What is in this article?:
- Budget concerns will overshadow 2012 farm bill
- Nation's financial situation is serious
- Many challenges facing agriculture funding
- Can't balance budget on agriculture's back
- Conservation programs likely facing cuts
When congressional agriculture committees start hammering out details of the 2012 farm bill, “We aren’t going to be able to just make a carbon copy of the 2008 legislation,” says Tara Smith, director of congressional relations for the American Farm Bureau Federation.““We’re facing by far the worst budget situation we’ve ever been in when writing a farm bill, and I think this will dominate the discussions."
Nation's financial situation is serious
Former House Agriculture Committee Chairman Collin Peterson, D-Minn., said last year: “The financial situation facing this country is serious and we’re going to have to live within the budget we currently have when we write the next farm bill. I will not ask for money outside the farm bill budget.”

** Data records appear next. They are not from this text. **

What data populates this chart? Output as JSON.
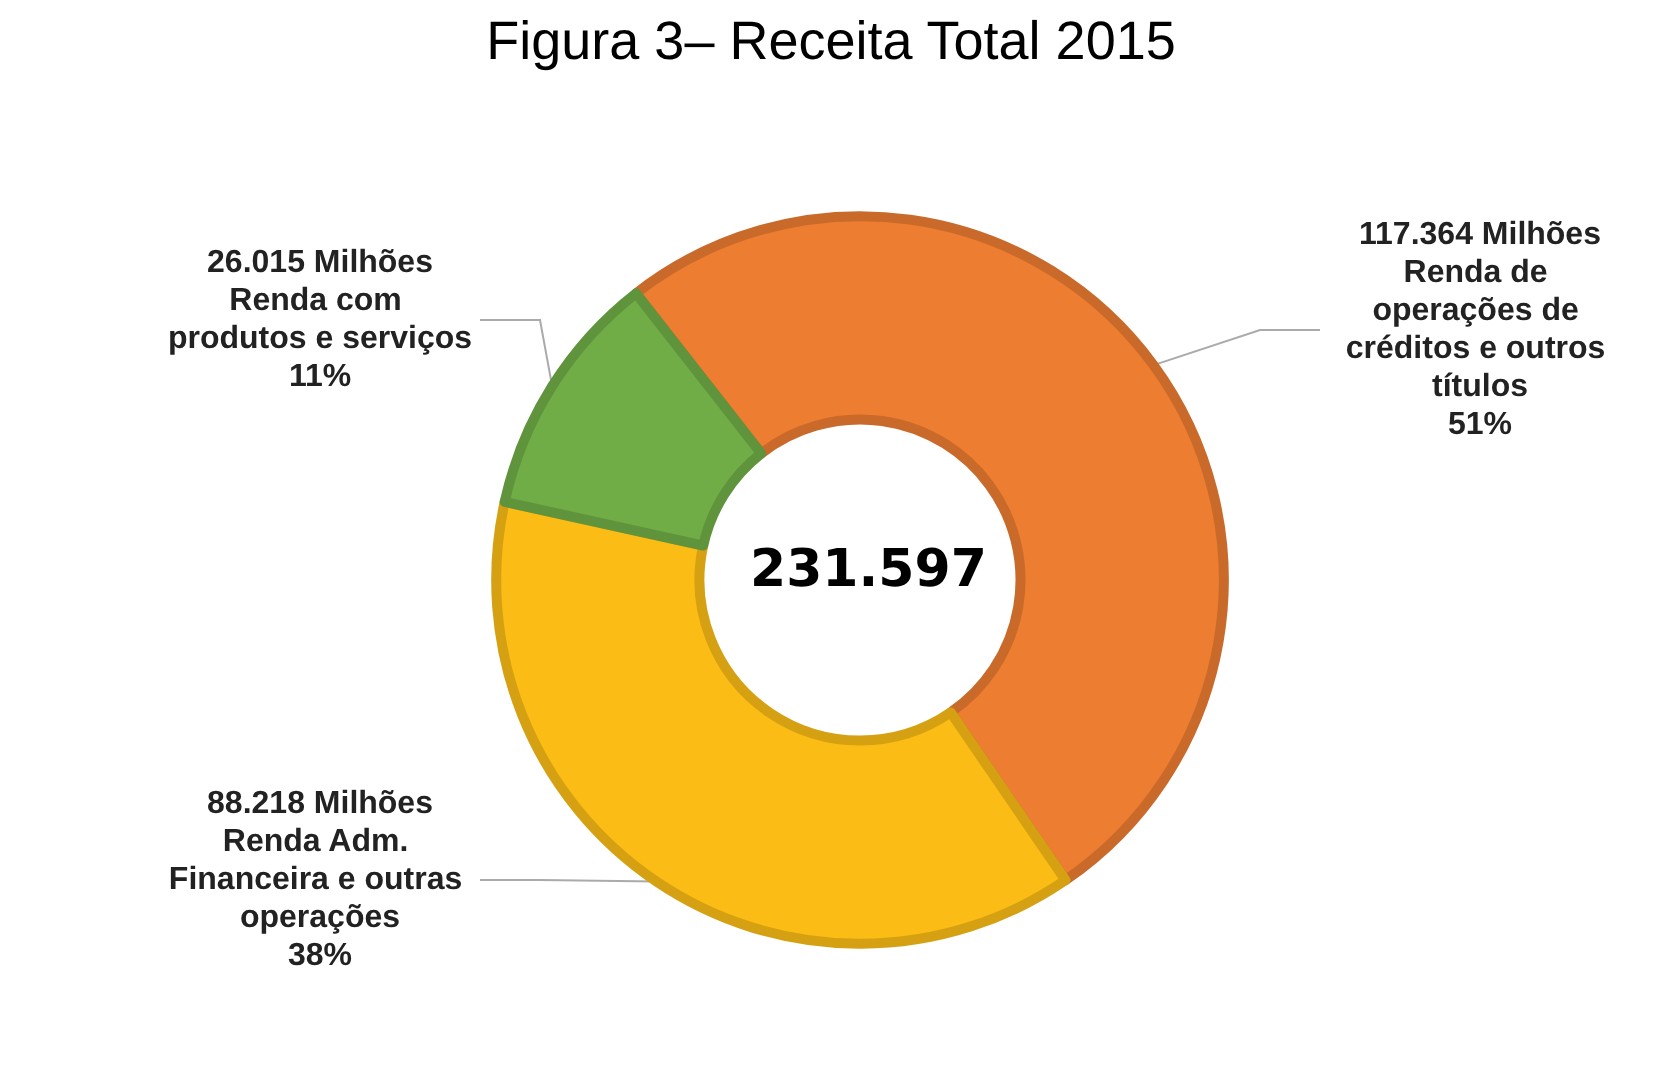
{
  "chart_data": {
    "type": "donut",
    "title": "Figura 3– Receita Total 2015",
    "categories": [
      "Renda de operações de créditos e outros títulos",
      "Renda Adm. Financeira e outras operações",
      "Renda com produtos e serviços"
    ],
    "values": [
      51,
      38,
      11
    ],
    "value_labels": [
      [
        "117.364 Milhões",
        "51%"
      ],
      [
        "88.218 Milhões",
        "38%"
      ],
      [
        "26.015 Milhões",
        "11%"
      ]
    ],
    "colors": [
      "#ed7d31",
      "#fbbc15",
      "#70ad47"
    ],
    "annotations": [
      "231.597"
    ],
    "legend": false
  }
}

“One of the problems we’ve already seen with the 2012 legislation,” Smith says, “is that we’ve already had some money ‘stolen’ from the farm bill budget. The standard reinsurance agreement took $6 billion; a random piece of legislation on teachers jobs took $11.9 billion; and $2.2 billion was taken for child nutrition programs.
“Why should we care? Well, you can be sure the nutrition groups and others who lost funds are rallying their troops to try and insure that that money is replaced — and one of the places they’ll try and get that money is from farm programs.
“When we wrote the last farm bill, we got $10 billion extra from the Finance and Ways and Means Committees, most of which went for nutrition programs. We just aren’t going to have that this time. All the low hanging fruit — the easy pickings to fund farm bill programs — is gone.”